February 14th, 2013
Well, at some point I had to hand over the recipe, so today I gift to you the Niknok’s bakewell tart. A straight forward, no fuss bake that is best kept that way. The pastry light and crumbly, the jam should be a layer of raspberry in my humble opinion (though cherry and blackberry work), and the frangipane, deep and fluffy.
Best served warm or cold, at anytime of day but always with a cup of tea.
January 15th, 2013
So, it is definitely January. Near freezing. Bouts of drizzly sleet. Not quite cold enough for ‘proper’ snow but cold enough to need comforting cake with your tea. My cake of choice today (always changes) would have to be a nut one. Nuts over fruit flavours at this time of year, with the exception of rhubarb, naturally.
This recipe is not the type of coffee and walnut cake Nigel Slater talks about having for his last supper. I love a butter cream but not necessarily a heavily flavoured one. The walnut comes first here, coffee second. This is a richer and dense yet light, less sugary, simpler flour less version that you can add a little frosting to but it really doesn’t need it. You can use coffee essence instead of fresh espresso, adjust depending on how ‘coffee’ you want it. You can also play around with different nuts to alter the flavours, try hazelnuts or pecans. They can be made individual cases as pictured, just take them out of the oven after about 30 mins.
Right, kettles boiled. Time for tea and my choice of cake.
November 16th, 2012
Or its correct title Reine de Saba – Queen of Sheba, as Julia Child’s named it in her The French Chef Cookbook that accompanied the show in the late 60’s.
It was a good friends birthday this week and I was informed by his lovely girlfriend that he favours a good chocolate cake so, after hours (days, weeks) trawling through recipes I opted for this celebratory beauty from the queen of bakes herself.
I have become a little obsessed with the late Julia, largely since seeing the tattoo of her on the arm of Noah from the www.thewayweate.net blog. These two New Yorkers are recreating all, yes all the recipes ever published in the American magazine series ‘Gourmet’ – over 800 issues of them. If this brilliant dedicated pair love her, then I do too.
The cake has a rich yet velvety texture, with a centre similar to a crumbly brownie but far more grand. The topping makes it all the more decadent with a think layer of dark chocolate melted with butter and either rum or coffee. Orange or bergamot flavours may add to it to. I toasted almonds to cover the outside but you can throw chocolate shavings, cocoa powder or just keep it shiny and slick.
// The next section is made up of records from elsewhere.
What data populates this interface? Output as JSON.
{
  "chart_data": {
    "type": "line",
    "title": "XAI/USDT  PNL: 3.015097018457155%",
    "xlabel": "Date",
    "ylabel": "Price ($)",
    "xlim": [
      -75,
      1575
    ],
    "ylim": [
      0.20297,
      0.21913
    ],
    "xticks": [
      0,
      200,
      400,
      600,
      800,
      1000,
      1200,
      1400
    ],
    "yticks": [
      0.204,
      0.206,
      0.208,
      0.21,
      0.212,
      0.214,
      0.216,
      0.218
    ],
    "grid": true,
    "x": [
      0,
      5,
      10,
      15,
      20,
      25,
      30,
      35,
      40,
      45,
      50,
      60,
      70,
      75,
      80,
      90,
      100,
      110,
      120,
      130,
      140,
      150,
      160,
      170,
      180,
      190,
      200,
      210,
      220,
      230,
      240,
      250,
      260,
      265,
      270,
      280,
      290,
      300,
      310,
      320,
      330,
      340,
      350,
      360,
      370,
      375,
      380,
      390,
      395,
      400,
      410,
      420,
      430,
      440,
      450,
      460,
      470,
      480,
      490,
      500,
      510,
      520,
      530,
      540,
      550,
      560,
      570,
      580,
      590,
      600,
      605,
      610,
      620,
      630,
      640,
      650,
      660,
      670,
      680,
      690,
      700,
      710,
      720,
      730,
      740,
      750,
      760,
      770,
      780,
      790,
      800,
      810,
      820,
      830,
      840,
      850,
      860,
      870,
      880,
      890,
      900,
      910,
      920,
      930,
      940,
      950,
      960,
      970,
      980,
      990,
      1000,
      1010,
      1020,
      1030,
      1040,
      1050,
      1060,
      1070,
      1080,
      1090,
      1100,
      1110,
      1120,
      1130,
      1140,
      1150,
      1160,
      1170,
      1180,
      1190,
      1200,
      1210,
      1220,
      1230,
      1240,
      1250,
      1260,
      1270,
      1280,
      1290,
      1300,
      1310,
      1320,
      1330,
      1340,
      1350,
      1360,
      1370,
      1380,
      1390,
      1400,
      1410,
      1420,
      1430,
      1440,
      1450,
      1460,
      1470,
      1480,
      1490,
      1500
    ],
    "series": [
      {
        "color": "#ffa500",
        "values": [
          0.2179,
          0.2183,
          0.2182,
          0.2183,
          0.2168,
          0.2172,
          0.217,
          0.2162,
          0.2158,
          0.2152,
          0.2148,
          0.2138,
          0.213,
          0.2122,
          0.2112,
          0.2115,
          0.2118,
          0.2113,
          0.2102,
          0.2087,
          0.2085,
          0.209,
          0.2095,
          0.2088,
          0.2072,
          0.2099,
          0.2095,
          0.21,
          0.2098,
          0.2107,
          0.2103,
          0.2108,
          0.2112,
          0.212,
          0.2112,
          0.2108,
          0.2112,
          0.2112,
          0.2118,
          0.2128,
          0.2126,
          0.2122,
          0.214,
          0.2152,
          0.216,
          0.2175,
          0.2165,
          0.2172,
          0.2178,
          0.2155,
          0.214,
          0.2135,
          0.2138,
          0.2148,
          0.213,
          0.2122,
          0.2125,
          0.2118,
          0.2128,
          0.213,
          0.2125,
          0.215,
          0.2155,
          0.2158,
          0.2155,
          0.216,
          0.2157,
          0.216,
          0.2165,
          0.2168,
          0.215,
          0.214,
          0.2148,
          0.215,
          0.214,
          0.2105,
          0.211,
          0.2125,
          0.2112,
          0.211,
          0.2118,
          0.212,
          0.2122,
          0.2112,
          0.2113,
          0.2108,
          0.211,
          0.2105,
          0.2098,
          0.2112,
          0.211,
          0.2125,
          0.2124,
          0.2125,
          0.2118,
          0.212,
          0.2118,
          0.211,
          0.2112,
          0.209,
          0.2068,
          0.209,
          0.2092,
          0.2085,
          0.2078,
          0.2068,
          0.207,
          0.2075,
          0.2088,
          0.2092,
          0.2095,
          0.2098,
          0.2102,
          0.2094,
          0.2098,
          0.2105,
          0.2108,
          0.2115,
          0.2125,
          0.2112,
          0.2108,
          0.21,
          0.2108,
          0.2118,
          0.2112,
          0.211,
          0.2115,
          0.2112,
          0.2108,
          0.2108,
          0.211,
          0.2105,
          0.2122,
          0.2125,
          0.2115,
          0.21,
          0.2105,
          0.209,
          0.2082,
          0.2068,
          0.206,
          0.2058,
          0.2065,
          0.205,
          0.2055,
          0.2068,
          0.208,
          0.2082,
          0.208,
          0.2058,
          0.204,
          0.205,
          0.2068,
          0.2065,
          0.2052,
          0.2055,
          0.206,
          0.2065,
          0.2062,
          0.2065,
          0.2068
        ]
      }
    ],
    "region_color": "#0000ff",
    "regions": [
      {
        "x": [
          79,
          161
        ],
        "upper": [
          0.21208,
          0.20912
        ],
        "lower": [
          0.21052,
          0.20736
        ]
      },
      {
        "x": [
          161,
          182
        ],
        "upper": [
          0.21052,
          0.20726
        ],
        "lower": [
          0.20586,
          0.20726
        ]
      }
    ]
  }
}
Regardless of the finish, once you have tasted this, you’ll understand the title for Julia and the cake and then possibly the tattoo.
October 17th, 2012
Nuts. I am a sucker for nuts. Particularly the hazelnut. If I was going to describe what early autumn tastes like, it would be ‘like golden pan-roasted hazelnuts’, if I was Nigella gushing on her new show that is.
This little recipe – and it really is little – comes from a very good French friend of mine who treated me with it as a ‘must try’ when I was new to baking. It is Le Creusois from the Creuse region in France. She adapted her recipe by replacing the flour with ground almonds. Another of those simple recipes where you can count the ingredients on one hand with just butter, sugar, ground nuts and well whipped eggs. Slow baked and on low, the result is more of a torte; dense and m-word, delicate yet nutty and textured. I keep two of the yolks in mine but otherwise it’s the same.
I have made many variations of this; pistachios work with the almonds for the summer and all-almond is lovely scattered with a few raspberries. Next I may try adding a bit of cocoa or even a brown sugar with pecans for the late, darker autumn.
Now, I wonder how Nigella would describe that?
October 10th, 2012
The best thing about the little chill in the air? Chocolate takes a lot longer to melt so I get to make and scoff one of my all-time favourites without getting my fingers quite so sticky.
The chocolate tiffin. This week I had the pleasure of opening a beautiful tote bag of Fairtrade baking goodies send out as part of their brilliant Big Fair Bake Campaign. A bounty of nuts, dried fruits and dark chocolates made me immediately think of tiffin.
This is such a simple no-bake recipe that really does taste like it has taken time. You can make it as budget or as expensive as you like, with the fruits and nuts you use dictating the overall taste. In February I blogged the basic recipe but here I packed in brazils, almonds and hazelnuts for the nuts, sultanas and apricots for the fruit and broke-up homemade shortbread for the biscuit. Plus a handful of Maltesers – the chocolate melts but the honeycomb remains whole.
The result is a perfectly decadent blend of rich chewy crunchiness that warms up your insides, more so when you know you are supporting global trade that is proper, right and fair.